Senin, 14 Maret 2016

Hukum Atas Nama Tuhan

Menarik sekali menelaah pandangan- pandangan kritis Khaled M. Abou El Fadl dalam bukunya Speaking in God's Name: Islamic Law, Authority, and Women.
Ketika lingkungan sosial berubah dan berkembang, maka peran berbagai riwayat juga berubah dan berkembang. Sebuah riwayat mungkin berdampak kecil pada suatu zaman, tetapi berdampak besar pada zaman kita. Sebuah riwayat dapat dipercaya pada suatu zaman, tetapi mungkin menjadi tidak dapat dipercaya pada zaman lain, tulis Khaled El Fadhl.
Riwayat dari A'isyah RHA, bahwa Nabi shalla Allah 'alaih wa sallama, kaum muhajirin dan kaum Anshar berkumpul dalam suatu majelis. Tiba-tiba seekor unta bersujud di hadapan Nabi. Sahabat,mya rasulallah, unta ini bersujud kepadamu. Bagaimana kalau kami juga melakukan hal yang sama. Sabda Nabi, bersujudlah hanya kepada Allah Swt, dan hormatilah saudaramu.
Pada kesempatan lain,  Mu'adz  baru saja dari Syam. Ia melihat di negeri Syam orang- orang di sana bersujud kepada para pendetanya.  Ia pun bermaksud  melakukan hal yang sama kepada Nabi. Tetapi Nabi tidak berkenan. Kalaupun boleh seseorang bersujud kepada sesama hamba, maka seorang isteri pantas untuk bersujud kepada suaminya. Bahkan, kalau suaminya menyuruh untuk menjilati bisulnya.
Ada riwayat dari Azhar ibn Marwan yang menyebutkan bahwa kalau suamimu mengajakmu tidur ( berhubungan seks) di atas punggung unta, maka sebagai seorang isteri tidak boleh menolak permintaan suami. Apa ini ada kelainan seks? Hadis- hadis semacam ini perlu penelitian yang mendalam. Sepertinya tidak pantas ujaran seperti itu keluar dari lisaj seorang rasul.

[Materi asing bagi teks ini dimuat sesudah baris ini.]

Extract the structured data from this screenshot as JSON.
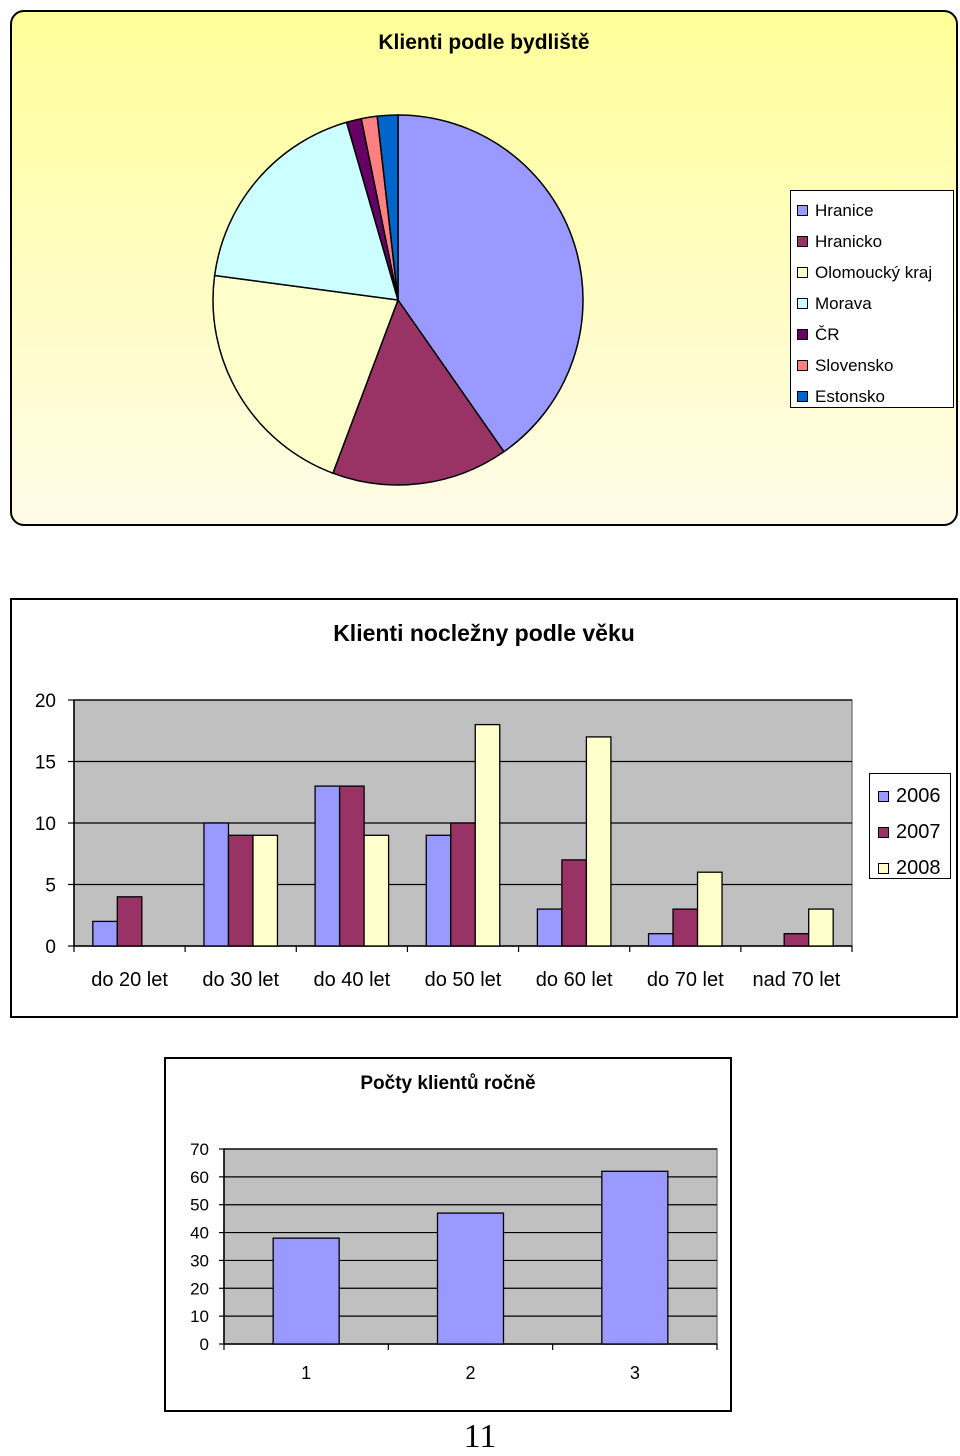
{
  "page": {
    "number": "11"
  },
  "chart_data": [
    {
      "type": "pie",
      "title": "Klienti podle bydliště",
      "categories": [
        "Hranice",
        "Hranicko",
        "Olomoucký kraj",
        "Morava",
        "ČR",
        "Slovensko",
        "Estonsko"
      ],
      "values": [
        40.5,
        15.5,
        21.5,
        18.5,
        1.3,
        1.4,
        1.8
      ],
      "colors": [
        "#9999ff",
        "#993366",
        "#ffffcc",
        "#ccffff",
        "#660066",
        "#ff8080",
        "#0066cc"
      ],
      "legend": "right"
    },
    {
      "type": "bar",
      "title": "Klienti nocležny podle věku",
      "categories": [
        "do 20 let",
        "do 30 let",
        "do 40 let",
        "do 50 let",
        "do 60 let",
        "do 70 let",
        "nad 70 let"
      ],
      "series": [
        {
          "name": "2006",
          "values": [
            2,
            10,
            13,
            9,
            3,
            1,
            0
          ],
          "color": "#9999ff"
        },
        {
          "name": "2007",
          "values": [
            4,
            9,
            13,
            10,
            7,
            3,
            1
          ],
          "color": "#993366"
        },
        {
          "name": "2008",
          "values": [
            0,
            9,
            9,
            18,
            17,
            6,
            3
          ],
          "color": "#ffffcc"
        }
      ],
      "ylim": [
        0,
        20
      ],
      "yticks": [
        0,
        5,
        10,
        15,
        20
      ],
      "grid": true,
      "plot_background": "#c0c0c0",
      "legend": "right"
    },
    {
      "type": "bar",
      "title": "Počty klientů ročně",
      "categories": [
        "1",
        "2",
        "3"
      ],
      "values": [
        38,
        47,
        62
      ],
      "color": "#9999ff",
      "ylim": [
        0,
        70
      ],
      "yticks": [
        0,
        10,
        20,
        30,
        40,
        50,
        60,
        70
      ],
      "grid": true,
      "plot_background": "#c0c0c0"
    }
  ]
}
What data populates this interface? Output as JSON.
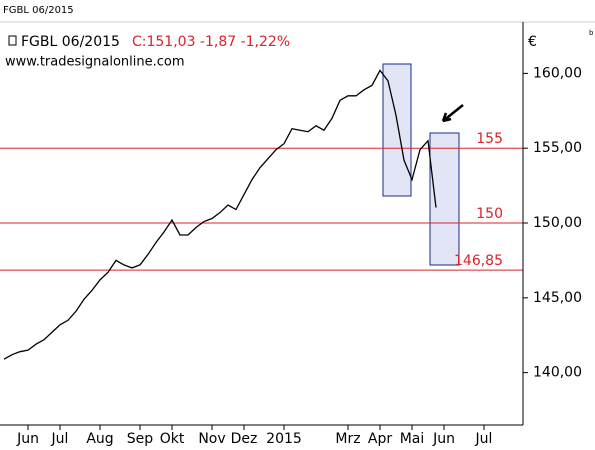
{
  "window_title": "FGBL 06/2015",
  "chart_data": {
    "type": "line",
    "title": "FGBL 06/2015",
    "subtitle": "C:151,03 -1,87 -1,22%",
    "source": "www.tradesignalonline.com",
    "currency": "€",
    "corner_mark": "b",
    "categories": [
      null,
      null,
      null,
      "Jun",
      null,
      null,
      null,
      "Jul",
      null,
      null,
      null,
      null,
      "Aug",
      null,
      null,
      null,
      null,
      "Sep",
      null,
      null,
      null,
      "Okt",
      null,
      null,
      null,
      null,
      "Nov",
      null,
      null,
      null,
      "Dez",
      null,
      null,
      null,
      null,
      "2015",
      null,
      null,
      null,
      null,
      null,
      null,
      null,
      "Mrz",
      null,
      null,
      null,
      "Apr",
      null,
      null,
      null,
      "Mai",
      null,
      null,
      null,
      "Jun",
      null,
      null,
      null,
      null,
      "Jul"
    ],
    "series": [
      {
        "name": "FGBL 06/2015",
        "color": "#000000",
        "values": [
          140.9,
          141.2,
          141.4,
          141.5,
          141.9,
          142.2,
          142.7,
          143.2,
          143.5,
          144.1,
          144.9,
          145.5,
          146.2,
          146.7,
          147.5,
          147.2,
          147.0,
          147.2,
          147.9,
          148.7,
          149.4,
          150.2,
          149.2,
          149.2,
          149.7,
          150.1,
          150.3,
          150.7,
          151.2,
          150.9,
          151.9,
          152.9,
          153.7,
          154.3,
          154.9,
          155.3,
          156.3,
          156.2,
          156.1,
          156.5,
          156.2,
          157.0,
          158.2,
          158.5,
          158.5,
          158.9,
          159.2,
          160.2,
          159.5,
          157.2,
          154.2,
          152.9,
          154.9,
          155.5,
          151.03,
          null,
          null,
          null,
          null,
          null,
          null
        ]
      }
    ],
    "hlines": [
      {
        "value": 155,
        "label": "155"
      },
      {
        "value": 150,
        "label": "150"
      },
      {
        "value": 146.85,
        "label": "146,85"
      }
    ],
    "hline_color": "#d9232a",
    "ylim": [
      136.5,
      162.9
    ],
    "yticks": [
      {
        "value": 140,
        "label": "140,00"
      },
      {
        "value": 145,
        "label": "145,00"
      },
      {
        "value": 150,
        "label": "150,00"
      },
      {
        "value": 155,
        "label": "155,00"
      },
      {
        "value": 160,
        "label": "160,00"
      }
    ]
  }
}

Tentu masih banyak riwayat yang senada, dan sangat merendahkan kaum wanita yang bahkan telah beredar di dalam pergaulan masyarakat. Riwayat seperti ini seharusnya di- peti-es-kan saja. Disamping tidak memberi makna juga tidak memberi pendidikan moral yang baik. Saya lagi bertanya- tanya, apakah hal- hal seperti itu merepresentasi kebobrokan masyarakat arab jahiliyah kala itu?